The problem with contemporary conservative rhetoric, Alex Pareene protests, is that it indulges revolutionary tropes. Disagreement is fine and all, he argues, but some ideas are impermissible or dangerous, especially the idea “that the opponent is not simply wrong, but has illegitimately seized power, and is illegally exercising that power.” To be clear: “The attempted assassination of a member of Congress,” he writes, “seems depressingly like the inevitable conclusion of two years of hysterical revolutionary language suffusing every single domestic political debate.”
I am aware of no serious conservative who believes that Barack Obama or Democratic congressmen have “illegitimately seized power.” But it is true that Barack Obama is the first president to be commonly denounced by his opponents as illegitimate since . . . the last one. The belief that the Bush administration was installed through a judicial coup d’état was — and is — an article of faith for much of the Left. As recently as December 2010, you could read this sentence at the Huffington Post: “The 2000 election was a coup d’état.”

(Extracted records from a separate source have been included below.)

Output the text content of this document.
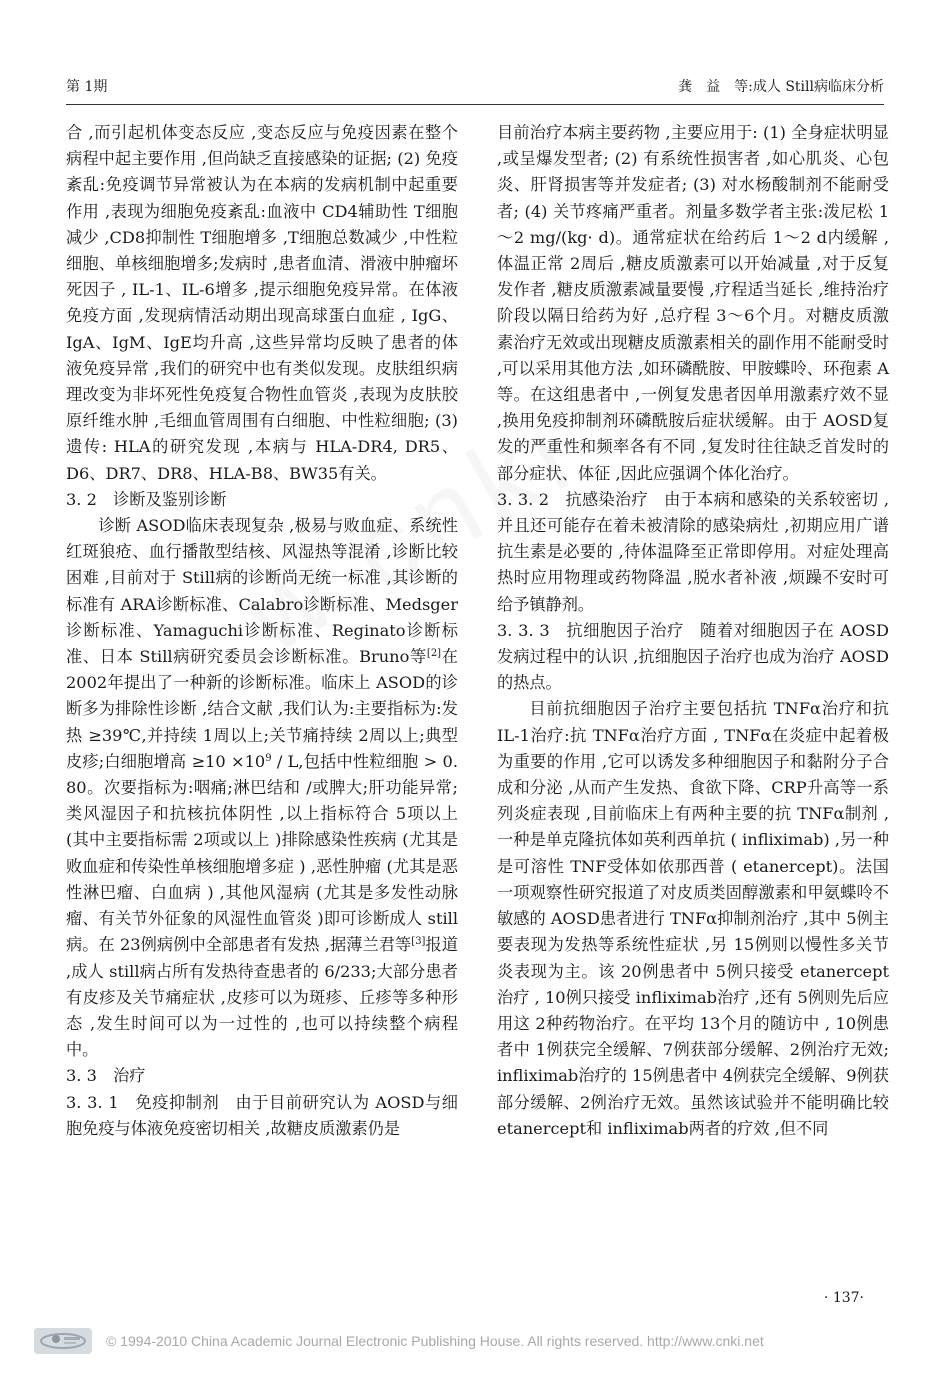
第 1期	龚　益　等:成人 Still病临床分析

合 ,而引起机体变态反应 ,变态反应与免疫因素在整个病程中起主要作用 ,但尚缺乏直接感染的证据; (2) 免疫紊乱:免疫调节异常被认为在本病的发病机制中起重要作用 ,表现为细胞免疫紊乱:血液中 CD4辅助性 T细胞减少 ,CD8抑制性 T细胞增多 ,T细胞总数减少 ,中性粒细胞、单核细胞增多;发病时 ,患者血清、滑液中肿瘤坏死因子 , IL-1、IL-6增多 ,提示细胞免疫异常。在体液免疫方面 ,发现病情活动期出现高球蛋白血症 , IgG、IgA、IgM、IgE均升高 ,这些异常均反映了患者的体液免疫异常 ,我们的研究中也有类似发现。皮肤组织病理改变为非坏死性免疫复合物性血管炎 ,表现为皮肤胶原纤维水肿 ,毛细血管周围有白细胞、中性粒细胞; (3) 遗传: HLA的研究发现 ,本病与 HLA-DR4, DR5、D6、DR7、DR8、HLA-B8、BW35有关。

3. 2 诊断及鉴别诊断

诊断 ASOD临床表现复杂 ,极易与败血症、系统性红斑狼疮、血行播散型结核、风湿热等混淆 ,诊断比较困难 ,目前对于 Still病的诊断尚无统一标准 ,其诊断的标准有 ARA诊断标准、Calabro诊断标准、Medsger诊断标准、Yamaguchi诊断标准、Reginato诊断标准、日本 Still病研究委员会诊断标准。Bruno等[2]在 2002年提出了一种新的诊断标准。临床上 ASOD的诊断多为排除性诊断 ,结合文献 ,我们认为:主要指标为:发热 ≥39℃,并持续 1周以上;关节痛持续 2周以上;典型皮疹;白细胞增高 $\ge 10 \times 10^9 / L$,包括中性粒细胞 > 0. 80。次要指标为:咽痛;淋巴结和 /或脾大;肝功能异常;类风湿因子和抗核抗体阴性 ,以上指标符合 5项以上 (其中主要指标需 2项或以上 )排除感染性疾病 (尤其是败血症和传染性单核细胞增多症 ) ,恶性肿瘤 (尤其是恶性淋巴瘤、白血病 ) ,其他风湿病 (尤其是多发性动脉瘤、有关节外征象的风湿性血管炎 )即可诊断成人 still病。在 23例病例中全部患者有发热 ,据薄兰君等[3]报道 ,成人 still病占所有发热待查患者的 6/233;大部分患者有皮疹及关节痛症状 ,皮疹可以为斑疹、丘疹等多种形态 ,发生时间可以为一过性的 ,也可以持续整个病程中。

3. 3 治疗

3. 3. 1 免疫抑制剂 由于目前研究认为 AOSD与细胞免疫与体液免疫密切相关 ,故糖皮质激素仍是

目前治疗本病主要药物 ,主要应用于: (1) 全身症状明显 ,或呈爆发型者; (2) 有系统性损害者 ,如心肌炎、心包炎、肝肾损害等并发症者; (3) 对水杨酸制剂不能耐受者; (4) 关节疼痛严重者。剂量多数学者主张:泼尼松 1～2 mg/(kg· d)。通常症状在给药后 1～2 d内缓解 ,体温正常 2周后 ,糖皮质激素可以开始减量 ,对于反复发作者 ,糖皮质激素减量要慢 ,疗程适当延长 ,维持治疗阶段以隔日给药为好 ,总疗程 3～6个月。对糖皮质激素治疗无效或出现糖皮质激素相关的副作用不能耐受时 ,可以采用其他方法 ,如环磷酰胺、甲胺蝶呤、环孢素 A等。在这组患者中 ,一例复发患者因单用激素疗效不显 ,换用免疫抑制剂环磷酰胺后症状缓解。由于 AOSD复发的严重性和频率各有不同 ,复发时往往缺乏首发时的部分症状、体征 ,因此应强调个体化治疗。

3. 3. 2 抗感染治疗 由于本病和感染的关系较密切 ,并且还可能存在着未被清除的感染病灶 ,初期应用广谱抗生素是必要的 ,待体温降至正常即停用。对症处理高热时应用物理或药物降温 ,脱水者补液 ,烦躁不安时可给予镇静剂。

3. 3. 3 抗细胞因子治疗 随着对细胞因子在 AOSD发病过程中的认识 ,抗细胞因子治疗也成为治疗 AOSD的热点。

目前抗细胞因子治疗主要包括抗 TNFα治疗和抗 IL-1治疗:抗 TNFα治疗方面 , TNFα在炎症中起着极为重要的作用 ,它可以诱发多种细胞因子和黏附分子合成和分泌 ,从而产生发热、食欲下降、CRP升高等一系列炎症表现 ,目前临床上有两种主要的抗 TNFα制剂 ,一种是单克隆抗体如英利西单抗 ( infliximab) ,另一种是可溶性 TNF受体如依那西普 ( etanercept)。法国一项观察性研究报道了对皮质类固醇激素和甲氨蝶呤不敏感的 AOSD患者进行 TNFα抑制剂治疗 ,其中 5例主要表现为发热等系统性症状 ,另 15例则以慢性多关节炎表现为主。该 20例患者中 5例只接受 etanercept治疗 , 10例只接受 infliximab治疗 ,还有 5例则先后应用这 2种药物治疗。在平均 13个月的随访中 , 10例患者中 1例获完全缓解、7例获部分缓解、2例治疗无效; infliximab治疗的 15例患者中 4例获完全缓解、9例获部分缓解、2例治疗无效。虽然该试验并不能明确比较 etanercept和 infliximab两者的疗效 ,但不同

· 137·
© 1994-2010 China Academic Journal Electronic Publishing House. All rights reserved. http://www.cnki.net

Mr. Pareene would not have to look very far to find examples of the Left arguing that a conservative politician “is not simply wrong, but has illegitimately seized power, and is illegally exercising that power.” He might look in his own publication, for instance.
Salon.com co-founder Gary Kamiya wrote that the Bush-Gore contest was “rigged” and “fixed.” Illegitimate governing institutions, you say? Mr. Kamiya wrote: “The American people’s allegiance to democracy should be greater than our fealty to a court that has just spat in its face.” Reviewing Alan Dershowitz’s book on the 2000 election, he wrote that the Court behaved “improperly, and probably corruptly,” and acknowledged that critics of Bush v. Gore believe the Supreme Court had pulled off a “coup d’état.”
Democratic Underground referred to Bush v. Gore as a “coup d’état.” Yes, fine, DU is full of marginal freaks: The New Yorker, for Pete’s sake, called it a “coup d’état” Michael Moore called the Wall Street bailouts evidence of a “coup d’état.” Salon wrote that Dick Cheney had led a “bureaucratic coup d’état” inside the government. Can there be a more clear statement “that the opponent is not simply wrong, but has illegitimately seized power, and is illegally exercising that power,” than to characterize his election as a “coup d’état”?
The Right has its birthers, whose shenanigans have been roundly denounced from conservative quarters, by National Review and by others. Who among the Left denounced the Bush “coup d’état” rhetoric?
It must be admitted that there are some who have argued for some time that the Obama administration is “radical,” and that it operates without due regard for the Constitution. For instance, at least one writer at Salon.
I trust Mr. Pareene and his colleagues can work this out among themselves, and I eagerly await Mr. Pareene’s clear and unqualified statement of his belief that the election of George W. Bush was neither illegitimate nor illegal.